HIPAA. _Use of Protected Health Information_. Prospective Buyer shall not and shall ensure that its directors, officers, employees contractors and agents, do not use PHI (Privileged Health Information) received from Covered Entity (Seller) in any manner that would constitute a violation of the Privacy Standards if used by Covered Entity. _Disclosure of Protected Health Information_. Prospective Buyer shall not and shall ensure that its directors, officers, employees, contractors and agents to not disclose PHI received from Covered Entity in any manner that would constitute a violation of the Privacy Standards if disclosed by Covered Entity, except that Prospective Buyer may disclose PHI in a manner permitted pursuant to this Agreement or as required by law.
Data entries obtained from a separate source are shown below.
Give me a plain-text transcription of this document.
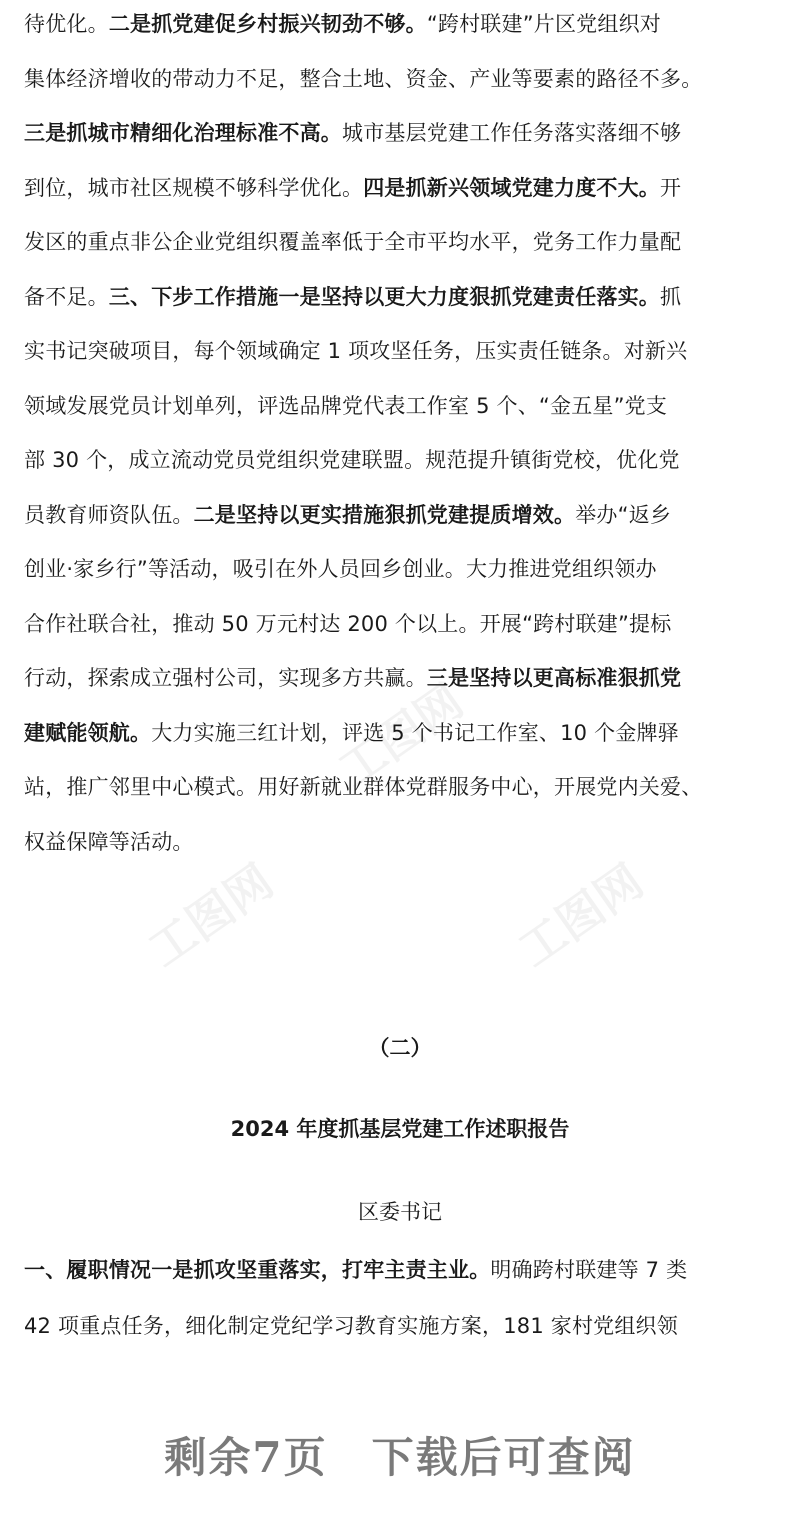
待优化。二是抓党建促乡村振兴韧劲不够。“跨村联建”片区党组织对
集体经济增收的带动力不足，整合土地、资金、产业等要素的路径不多。
三是抓城市精细化治理标准不高。城市基层党建工作任务落实落细不够
到位，城市社区规模不够科学优化。四是抓新兴领域党建力度不大。开
发区的重点非公企业党组织覆盖率低于全市平均水平，党务工作力量配
备不足。三、下步工作措施一是坚持以更大力度狠抓党建责任落实。抓
实书记突破项目，每个领域确定 1 项攻坚任务，压实责任链条。对新兴
领域发展党员计划单列，评选品牌党代表工作室 5 个、“金五星”党支
部 30 个，成立流动党员党组织党建联盟。规范提升镇街党校，优化党
员教育师资队伍。二是坚持以更实措施狠抓党建提质增效。举办“返乡
创业·家乡行”等活动，吸引在外人员回乡创业。大力推进党组织领办
合作社联合社，推动 50 万元村达 200 个以上。开展“跨村联建”提标
行动，探索成立强村公司，实现多方共赢。三是坚持以更高标准狠抓党
建赋能领航。大力实施三红计划，评选 5 个书记工作室、10 个金牌驿
站，推广邻里中心模式。用好新就业群体党群服务中心，开展党内关爱、
权益保障等活动。
（二）
2024 年度抓基层党建工作述职报告
区委书记
一、履职情况一是抓攻坚重落实，打牢主责主业。明确跨村联建等 7 类
42 项重点任务，细化制定党纪学习教育实施方案，181 家村党组织领
剩余7页 下载后可查阅
工图网
工图网	工图网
To the extent Prospective Buyer discloses PHI to a third party, as for example, for evaluative purposes connected with the Transaction, Prospective Buyer shall do so in de identified form to the greatest extent possible and to the extent that such PHI cannot be so presented, shall do so only under the terms of a Business Associate Agreement compliant with 45 C.F.R.164.504(e) Prospective Buyer further agrees (a) To use commercially reasonable efforts to prevent the use or disclosure of PHI other than pursuant to this Agreement; and (b) To report to the designated privacy officer of Covered Entity, in writing, any use or disclosure of PHI in violation of this Agreement of which Prospective Buyer becomes aware within five (5) days of Prospective Buyer becoming aware of such unauthorized use or disclosure.